While the rest of the countries with sizable dairy and beef exports look on with horror as people stop drinking milk and substitute beef patties with pea patties, LIC sees a market that’s growing in the face of these plant-based headwinds. LIC told us about one unnamed New Zealand butter producer selling into Texas and outselling butter from Texan cows. That’s not just the Silver Fern brand at work, it’s also the appeal of “grass fed.” ESG types eat that stuff right up. While the global industry may be shrinking, LIC sees an opportunity to capture market share. Going into a downturn being the most efficient at what you do is how great companies are made in not so great times.
It would be hard to find somewhere else in the world where such a comprehensive herd management dataset is being collected in such a closed-loop system. Mr. Dion says this is why LIC is the perfect place for startups to come and test their innovations. We spoke with a number of agtech startups that counted LIC as an investor, and they’re all part of a tightly knit community where most founders know each other.

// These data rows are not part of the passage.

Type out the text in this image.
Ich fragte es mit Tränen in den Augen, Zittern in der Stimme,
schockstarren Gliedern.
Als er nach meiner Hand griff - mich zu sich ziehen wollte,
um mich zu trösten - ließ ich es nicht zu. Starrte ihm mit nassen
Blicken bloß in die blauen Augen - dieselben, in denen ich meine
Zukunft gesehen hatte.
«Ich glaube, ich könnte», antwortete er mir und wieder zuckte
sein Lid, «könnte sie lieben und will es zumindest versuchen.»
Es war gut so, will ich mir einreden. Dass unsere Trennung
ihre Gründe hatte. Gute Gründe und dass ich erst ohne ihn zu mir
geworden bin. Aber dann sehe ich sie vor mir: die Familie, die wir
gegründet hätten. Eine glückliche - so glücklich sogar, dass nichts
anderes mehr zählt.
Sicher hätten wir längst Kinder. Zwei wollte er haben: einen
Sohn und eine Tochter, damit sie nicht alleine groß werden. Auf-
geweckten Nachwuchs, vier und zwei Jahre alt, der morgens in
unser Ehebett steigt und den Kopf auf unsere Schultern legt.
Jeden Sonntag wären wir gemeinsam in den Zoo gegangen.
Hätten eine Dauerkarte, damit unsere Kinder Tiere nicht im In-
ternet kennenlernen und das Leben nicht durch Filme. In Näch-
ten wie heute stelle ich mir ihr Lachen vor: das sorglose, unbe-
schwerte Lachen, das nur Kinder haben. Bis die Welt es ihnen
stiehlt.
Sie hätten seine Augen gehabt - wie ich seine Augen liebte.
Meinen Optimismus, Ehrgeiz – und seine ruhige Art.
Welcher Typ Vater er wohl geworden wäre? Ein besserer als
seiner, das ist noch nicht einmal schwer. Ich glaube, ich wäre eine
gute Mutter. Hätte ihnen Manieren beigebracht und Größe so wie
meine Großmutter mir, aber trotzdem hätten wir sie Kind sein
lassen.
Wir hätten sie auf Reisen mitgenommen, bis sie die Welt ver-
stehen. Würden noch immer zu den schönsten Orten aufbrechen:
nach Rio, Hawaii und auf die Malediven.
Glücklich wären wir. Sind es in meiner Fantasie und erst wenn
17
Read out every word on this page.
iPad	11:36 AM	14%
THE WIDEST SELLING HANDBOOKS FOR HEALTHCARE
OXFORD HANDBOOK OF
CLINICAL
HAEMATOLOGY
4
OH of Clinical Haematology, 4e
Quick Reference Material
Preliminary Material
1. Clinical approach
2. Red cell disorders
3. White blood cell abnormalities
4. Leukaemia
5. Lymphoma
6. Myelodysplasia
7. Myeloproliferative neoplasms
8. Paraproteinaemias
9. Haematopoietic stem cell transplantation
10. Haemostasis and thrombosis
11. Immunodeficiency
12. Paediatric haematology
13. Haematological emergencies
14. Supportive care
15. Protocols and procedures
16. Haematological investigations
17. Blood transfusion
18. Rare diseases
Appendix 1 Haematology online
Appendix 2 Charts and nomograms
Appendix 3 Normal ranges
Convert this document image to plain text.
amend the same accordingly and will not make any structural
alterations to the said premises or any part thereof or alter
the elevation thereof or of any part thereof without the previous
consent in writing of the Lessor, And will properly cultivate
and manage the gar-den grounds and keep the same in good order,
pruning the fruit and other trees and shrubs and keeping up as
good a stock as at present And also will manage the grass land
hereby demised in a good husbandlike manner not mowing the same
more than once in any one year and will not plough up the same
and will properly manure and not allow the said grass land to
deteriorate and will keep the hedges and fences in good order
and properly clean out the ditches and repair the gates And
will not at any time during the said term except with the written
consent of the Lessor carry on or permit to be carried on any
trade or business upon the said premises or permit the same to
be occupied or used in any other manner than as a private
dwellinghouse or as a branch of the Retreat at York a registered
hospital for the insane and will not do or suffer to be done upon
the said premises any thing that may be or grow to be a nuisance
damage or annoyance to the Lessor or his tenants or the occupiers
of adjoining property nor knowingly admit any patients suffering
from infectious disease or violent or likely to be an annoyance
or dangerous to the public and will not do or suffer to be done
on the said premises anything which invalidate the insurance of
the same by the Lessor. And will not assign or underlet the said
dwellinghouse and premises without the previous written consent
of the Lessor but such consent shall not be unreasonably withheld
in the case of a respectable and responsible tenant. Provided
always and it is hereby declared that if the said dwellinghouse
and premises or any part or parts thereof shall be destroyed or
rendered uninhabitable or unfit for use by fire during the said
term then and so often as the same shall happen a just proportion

A collaborative ecosystem helps accelerate innovation, and New Zealand’s national herd is producing more milk now than ever before. Being the small country of 4.5 million people that it is, the right people you need to speak with are never very far away. If you’re an agtech investor whose historically been investing in places like San Mateo, you’re missing out on some serious innovation that’s presently on sale at half the valuations you’ve become accustomed to.